First a quick update - once or twice per week I will post an essay on AI and its impact, progress, jobs and human intelligence. The other two or three posts will generally be focused on great scientists, human behavior, ideas on intelligence (and stupidity) and human progress. I’ll aim to issue 4 or 5 posts per week instead of one per day…
One of the most iconic images of the English Renaissance is the engraved title page of Francis Bacon's Instauratio Magna. This image depicts the ship of learning sailing through the "Pillars of Hercules", the straits of Gibraltar, once the symbolic boundary marking the edge of the known world. The ship, however, is not content to stay within limits, it returns from the vast open seas, bearing the fruits of exploration, new ideas and fresh discoveries. Beneath this powerful image is a quote from the Book of Daniel (12:4) in the Latin Vulgate: Multi pertransibunt et augebitur scientia (" Many shall run to and fro, and knowledge shall be increased"). Bacon made this quote his own, interlacing it into his grand vision of knowledge and learning.

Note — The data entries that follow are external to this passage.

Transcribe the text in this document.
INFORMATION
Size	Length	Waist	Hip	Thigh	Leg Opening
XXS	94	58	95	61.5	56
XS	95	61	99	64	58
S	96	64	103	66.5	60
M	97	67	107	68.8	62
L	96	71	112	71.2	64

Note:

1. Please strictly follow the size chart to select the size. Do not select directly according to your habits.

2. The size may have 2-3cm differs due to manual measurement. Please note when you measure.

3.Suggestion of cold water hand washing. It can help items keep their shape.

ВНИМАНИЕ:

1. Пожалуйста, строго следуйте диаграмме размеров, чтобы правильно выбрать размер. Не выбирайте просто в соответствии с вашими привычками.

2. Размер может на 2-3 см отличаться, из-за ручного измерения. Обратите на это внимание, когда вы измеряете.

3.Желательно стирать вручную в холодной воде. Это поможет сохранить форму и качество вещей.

Bacon's personal spin on this biblical passage is evident when he first references it in Valerius Terminus, specifically in the chapter titled "Of the Limits and End of Knowledge." The "levels of knowledge" are numerous and noble, he says, and well within human grasp. His interpretation is characteristic of his belief that there is still a wealth of understanding to be cultivated by humanity, and this, for Bacon, was both a duty and a moral obligation.